Miércoles de la 16ª semana del Tiempo Ordinario (B)

Lectura del santo Evangelio según Mateo (13, 1-9)

Aquel día salió Jesús de casa y se sentó junto al mar. Y acudió a él tanta gente que tuvo que subirse a una barca; se sentó y toda la gente se quedó de pie en la orilla. Les habló muchas cosas en parábolas:

«Salió el sembrador a sembrar. Al sembrar, una parte cayó al borde del camino; vinieron los pájaros y se la comieron.
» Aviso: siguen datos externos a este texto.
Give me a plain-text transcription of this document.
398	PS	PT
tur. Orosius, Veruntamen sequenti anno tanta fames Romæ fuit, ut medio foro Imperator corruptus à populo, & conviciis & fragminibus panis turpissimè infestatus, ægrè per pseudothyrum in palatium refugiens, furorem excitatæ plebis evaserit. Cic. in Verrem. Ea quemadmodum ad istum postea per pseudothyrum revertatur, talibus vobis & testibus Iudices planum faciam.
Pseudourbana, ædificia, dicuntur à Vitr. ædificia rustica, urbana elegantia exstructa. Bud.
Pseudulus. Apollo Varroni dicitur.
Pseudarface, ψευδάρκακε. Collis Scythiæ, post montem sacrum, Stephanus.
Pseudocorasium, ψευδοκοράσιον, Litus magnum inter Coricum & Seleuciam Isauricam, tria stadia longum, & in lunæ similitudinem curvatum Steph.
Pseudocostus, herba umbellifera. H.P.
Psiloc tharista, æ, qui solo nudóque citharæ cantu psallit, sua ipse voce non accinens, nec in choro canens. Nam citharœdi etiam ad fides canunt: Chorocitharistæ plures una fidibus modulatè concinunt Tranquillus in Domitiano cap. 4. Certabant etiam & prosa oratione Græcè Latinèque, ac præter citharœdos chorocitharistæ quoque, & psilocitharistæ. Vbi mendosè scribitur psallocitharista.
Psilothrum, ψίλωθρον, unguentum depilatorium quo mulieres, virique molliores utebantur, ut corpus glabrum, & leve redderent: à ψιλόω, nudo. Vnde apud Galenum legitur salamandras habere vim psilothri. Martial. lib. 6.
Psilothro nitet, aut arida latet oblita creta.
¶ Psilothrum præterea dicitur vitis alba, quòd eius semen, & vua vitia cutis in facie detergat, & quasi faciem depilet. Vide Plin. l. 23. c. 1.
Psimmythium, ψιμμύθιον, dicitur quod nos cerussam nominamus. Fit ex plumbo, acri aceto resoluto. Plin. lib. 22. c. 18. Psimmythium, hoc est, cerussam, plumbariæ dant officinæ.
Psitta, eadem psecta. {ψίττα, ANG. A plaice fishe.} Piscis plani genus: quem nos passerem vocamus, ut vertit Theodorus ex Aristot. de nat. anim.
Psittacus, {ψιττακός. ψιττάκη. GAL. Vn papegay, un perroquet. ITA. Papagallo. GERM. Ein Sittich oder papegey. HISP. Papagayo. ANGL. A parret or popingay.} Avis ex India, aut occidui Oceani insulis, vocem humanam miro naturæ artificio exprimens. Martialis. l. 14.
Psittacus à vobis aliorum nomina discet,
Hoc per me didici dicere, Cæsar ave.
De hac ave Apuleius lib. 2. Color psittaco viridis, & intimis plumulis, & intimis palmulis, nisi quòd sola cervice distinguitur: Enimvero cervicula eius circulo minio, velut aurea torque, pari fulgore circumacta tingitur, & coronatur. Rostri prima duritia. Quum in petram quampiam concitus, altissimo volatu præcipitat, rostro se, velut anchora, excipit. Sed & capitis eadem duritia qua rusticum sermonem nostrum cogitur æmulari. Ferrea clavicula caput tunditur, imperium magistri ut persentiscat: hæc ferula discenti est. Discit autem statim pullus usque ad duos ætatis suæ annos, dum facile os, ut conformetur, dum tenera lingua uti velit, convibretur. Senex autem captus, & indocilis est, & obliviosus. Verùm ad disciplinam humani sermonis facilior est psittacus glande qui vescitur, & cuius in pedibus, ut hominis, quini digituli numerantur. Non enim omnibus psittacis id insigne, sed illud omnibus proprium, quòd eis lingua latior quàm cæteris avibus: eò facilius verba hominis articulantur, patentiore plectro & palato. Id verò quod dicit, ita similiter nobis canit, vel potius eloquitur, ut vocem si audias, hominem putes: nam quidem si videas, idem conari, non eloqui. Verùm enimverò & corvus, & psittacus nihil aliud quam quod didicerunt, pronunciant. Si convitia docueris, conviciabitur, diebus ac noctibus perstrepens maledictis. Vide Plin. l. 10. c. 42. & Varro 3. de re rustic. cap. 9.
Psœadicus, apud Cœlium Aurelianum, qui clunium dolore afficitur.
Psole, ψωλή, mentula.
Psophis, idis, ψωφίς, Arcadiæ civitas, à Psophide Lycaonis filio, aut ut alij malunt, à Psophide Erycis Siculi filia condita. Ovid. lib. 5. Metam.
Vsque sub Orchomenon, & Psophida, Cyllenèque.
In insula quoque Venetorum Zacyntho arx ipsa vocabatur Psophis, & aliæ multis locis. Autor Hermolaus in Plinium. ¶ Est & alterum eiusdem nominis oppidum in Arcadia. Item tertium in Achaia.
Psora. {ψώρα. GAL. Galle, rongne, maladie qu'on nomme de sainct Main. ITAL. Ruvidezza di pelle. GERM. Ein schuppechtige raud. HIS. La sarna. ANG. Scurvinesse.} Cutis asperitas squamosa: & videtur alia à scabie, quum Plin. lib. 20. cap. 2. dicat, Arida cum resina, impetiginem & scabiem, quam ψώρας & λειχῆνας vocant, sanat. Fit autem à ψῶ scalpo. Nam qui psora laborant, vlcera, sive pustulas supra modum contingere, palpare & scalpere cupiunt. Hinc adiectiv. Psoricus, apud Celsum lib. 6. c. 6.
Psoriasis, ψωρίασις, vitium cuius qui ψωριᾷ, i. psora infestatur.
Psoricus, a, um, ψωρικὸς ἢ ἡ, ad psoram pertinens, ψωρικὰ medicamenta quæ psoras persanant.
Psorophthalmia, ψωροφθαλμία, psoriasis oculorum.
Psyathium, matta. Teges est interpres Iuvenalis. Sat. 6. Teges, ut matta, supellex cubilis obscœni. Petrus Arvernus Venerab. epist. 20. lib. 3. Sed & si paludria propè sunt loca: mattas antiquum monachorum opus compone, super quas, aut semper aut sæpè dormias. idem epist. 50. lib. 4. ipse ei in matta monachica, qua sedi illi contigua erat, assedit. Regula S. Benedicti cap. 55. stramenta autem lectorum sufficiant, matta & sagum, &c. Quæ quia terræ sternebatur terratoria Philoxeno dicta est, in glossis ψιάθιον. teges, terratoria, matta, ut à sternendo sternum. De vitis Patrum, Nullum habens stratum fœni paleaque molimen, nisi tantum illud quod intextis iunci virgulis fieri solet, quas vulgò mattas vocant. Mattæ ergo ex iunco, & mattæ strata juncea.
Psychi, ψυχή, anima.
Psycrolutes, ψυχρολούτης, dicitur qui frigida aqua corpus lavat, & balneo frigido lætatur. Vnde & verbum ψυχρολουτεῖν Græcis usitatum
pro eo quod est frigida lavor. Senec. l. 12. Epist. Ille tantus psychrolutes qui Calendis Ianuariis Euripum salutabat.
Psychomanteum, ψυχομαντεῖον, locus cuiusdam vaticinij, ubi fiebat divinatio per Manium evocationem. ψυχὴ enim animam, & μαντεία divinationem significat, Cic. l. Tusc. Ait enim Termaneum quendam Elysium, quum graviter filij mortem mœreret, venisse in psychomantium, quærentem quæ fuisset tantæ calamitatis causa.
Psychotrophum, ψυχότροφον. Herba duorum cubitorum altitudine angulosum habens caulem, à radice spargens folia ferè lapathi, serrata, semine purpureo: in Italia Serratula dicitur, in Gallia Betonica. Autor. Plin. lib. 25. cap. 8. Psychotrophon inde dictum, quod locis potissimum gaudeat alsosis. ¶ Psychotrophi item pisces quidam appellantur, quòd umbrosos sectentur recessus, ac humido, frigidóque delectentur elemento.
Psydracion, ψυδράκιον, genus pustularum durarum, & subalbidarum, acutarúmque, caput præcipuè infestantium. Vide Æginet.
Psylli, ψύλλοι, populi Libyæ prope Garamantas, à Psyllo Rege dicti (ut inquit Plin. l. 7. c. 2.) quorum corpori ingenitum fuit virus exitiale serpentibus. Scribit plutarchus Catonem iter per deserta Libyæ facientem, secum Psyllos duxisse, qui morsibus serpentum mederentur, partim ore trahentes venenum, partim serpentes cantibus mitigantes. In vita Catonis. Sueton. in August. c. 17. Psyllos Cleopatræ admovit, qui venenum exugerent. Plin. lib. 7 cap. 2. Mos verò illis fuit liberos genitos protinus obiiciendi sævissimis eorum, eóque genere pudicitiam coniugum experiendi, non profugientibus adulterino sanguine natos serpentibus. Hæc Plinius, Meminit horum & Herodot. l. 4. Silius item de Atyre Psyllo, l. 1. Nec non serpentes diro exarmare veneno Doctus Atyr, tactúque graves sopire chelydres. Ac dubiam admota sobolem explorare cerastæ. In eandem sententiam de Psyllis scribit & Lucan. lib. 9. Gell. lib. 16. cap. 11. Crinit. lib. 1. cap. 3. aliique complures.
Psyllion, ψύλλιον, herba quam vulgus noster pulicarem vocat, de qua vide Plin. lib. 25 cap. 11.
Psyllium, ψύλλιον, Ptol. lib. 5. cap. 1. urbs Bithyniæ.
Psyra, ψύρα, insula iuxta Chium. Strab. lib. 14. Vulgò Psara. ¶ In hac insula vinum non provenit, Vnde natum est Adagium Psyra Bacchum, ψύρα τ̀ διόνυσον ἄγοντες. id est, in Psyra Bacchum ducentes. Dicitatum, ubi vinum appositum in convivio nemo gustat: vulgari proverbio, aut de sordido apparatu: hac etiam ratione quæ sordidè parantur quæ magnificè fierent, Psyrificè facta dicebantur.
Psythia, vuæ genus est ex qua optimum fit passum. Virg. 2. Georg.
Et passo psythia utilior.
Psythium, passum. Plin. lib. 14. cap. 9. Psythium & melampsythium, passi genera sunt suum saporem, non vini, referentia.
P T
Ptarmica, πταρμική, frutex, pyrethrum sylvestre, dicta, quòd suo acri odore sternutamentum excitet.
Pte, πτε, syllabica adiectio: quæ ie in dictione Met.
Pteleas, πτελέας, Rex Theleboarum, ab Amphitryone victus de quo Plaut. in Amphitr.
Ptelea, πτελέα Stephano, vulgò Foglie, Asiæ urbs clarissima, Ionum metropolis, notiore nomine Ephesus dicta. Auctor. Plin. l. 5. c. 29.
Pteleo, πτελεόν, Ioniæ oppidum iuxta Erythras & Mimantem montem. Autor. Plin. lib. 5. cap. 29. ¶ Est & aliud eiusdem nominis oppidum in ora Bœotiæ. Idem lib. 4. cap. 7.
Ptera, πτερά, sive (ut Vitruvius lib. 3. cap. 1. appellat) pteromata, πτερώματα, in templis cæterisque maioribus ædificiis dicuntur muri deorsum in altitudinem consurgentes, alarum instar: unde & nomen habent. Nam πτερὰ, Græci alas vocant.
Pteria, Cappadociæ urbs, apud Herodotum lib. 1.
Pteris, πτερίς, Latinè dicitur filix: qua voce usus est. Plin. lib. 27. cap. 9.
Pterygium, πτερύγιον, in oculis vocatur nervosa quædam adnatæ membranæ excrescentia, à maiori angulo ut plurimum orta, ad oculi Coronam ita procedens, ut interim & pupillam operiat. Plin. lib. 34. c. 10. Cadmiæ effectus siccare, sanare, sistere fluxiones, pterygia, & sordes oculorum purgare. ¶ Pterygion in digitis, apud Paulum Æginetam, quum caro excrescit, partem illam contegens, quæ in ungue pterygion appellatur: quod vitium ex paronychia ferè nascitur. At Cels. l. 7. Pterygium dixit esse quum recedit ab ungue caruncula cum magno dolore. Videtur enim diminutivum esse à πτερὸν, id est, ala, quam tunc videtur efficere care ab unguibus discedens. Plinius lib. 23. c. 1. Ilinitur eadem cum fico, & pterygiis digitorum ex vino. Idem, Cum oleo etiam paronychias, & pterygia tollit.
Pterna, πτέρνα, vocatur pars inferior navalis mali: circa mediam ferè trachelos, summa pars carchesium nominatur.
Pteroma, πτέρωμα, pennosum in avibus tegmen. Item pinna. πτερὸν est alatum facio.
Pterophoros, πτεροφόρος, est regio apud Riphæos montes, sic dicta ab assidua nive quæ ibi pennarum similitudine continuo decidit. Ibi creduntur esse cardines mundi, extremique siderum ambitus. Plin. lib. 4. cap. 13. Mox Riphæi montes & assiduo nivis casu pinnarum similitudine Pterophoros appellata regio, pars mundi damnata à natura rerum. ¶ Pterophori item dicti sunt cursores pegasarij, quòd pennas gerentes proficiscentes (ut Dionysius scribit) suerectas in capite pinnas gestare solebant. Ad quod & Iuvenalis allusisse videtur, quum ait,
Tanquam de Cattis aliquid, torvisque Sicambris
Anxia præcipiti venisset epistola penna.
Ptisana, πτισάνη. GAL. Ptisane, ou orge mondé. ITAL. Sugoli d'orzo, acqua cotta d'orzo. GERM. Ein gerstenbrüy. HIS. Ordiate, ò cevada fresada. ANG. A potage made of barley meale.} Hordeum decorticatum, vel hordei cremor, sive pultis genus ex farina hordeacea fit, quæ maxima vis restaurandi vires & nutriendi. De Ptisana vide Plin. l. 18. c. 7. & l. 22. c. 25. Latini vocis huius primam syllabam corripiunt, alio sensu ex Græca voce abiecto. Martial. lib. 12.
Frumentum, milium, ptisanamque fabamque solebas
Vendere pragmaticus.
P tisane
Otra parte cayó en terreno pedregoso, donde apenas tenía tierra, y como la tierra no era profunda brotó enseguida; pero en cuanto salió el sol, se abrasó y por falta de raíz se secó. Otra cayó entre abrojos, que crecieron y la ahogaron. Otra cayó en tierra buena y dio fruto: una, ciento; otra, sesenta; otra, treinta. El que tenga oídos que oiga».

Comentario

Cayó en tierra buena y dio fruto

La parábola del sembrador inaugura un ciclo de enseñanzas que Mateo sitúa estratégicamente en torno al mar de Judea. Y Jesús comienza a anunciar el reino de Dios con una explicación en la que él mismo es el sembrador y la Palabra, la Buena Nueva, es la semilla. Cae en muchos suelos, unos improductivos, otros faltos de tierra donde arraigar, otros sin roturar y, finalmente, en tierra buena donde la sementera produce su fruto. Solemos ver esta parábola como una expendeduría de etiquetas: cada uno con su calificativo según lo que favorezca la siembra y los frutos que produce. Pero hay otra manera de verla: nosotros mismos somos a la vez andurrial polvoriento, pedregal seco, sitio de cardos y tierra virgen por cultivar. Todo eso está en nuestra alma, por temporadas y también a la vez: para unas exigencias contenidas en la Palabra somos impenetrables mientras otras enseñanzas encuentran en nuestra alma terreno abonado. Se trata de roturar el alma entera de forma permanente para que toda la eficacia de la Palabra al completo se despliegue en nuestro interior.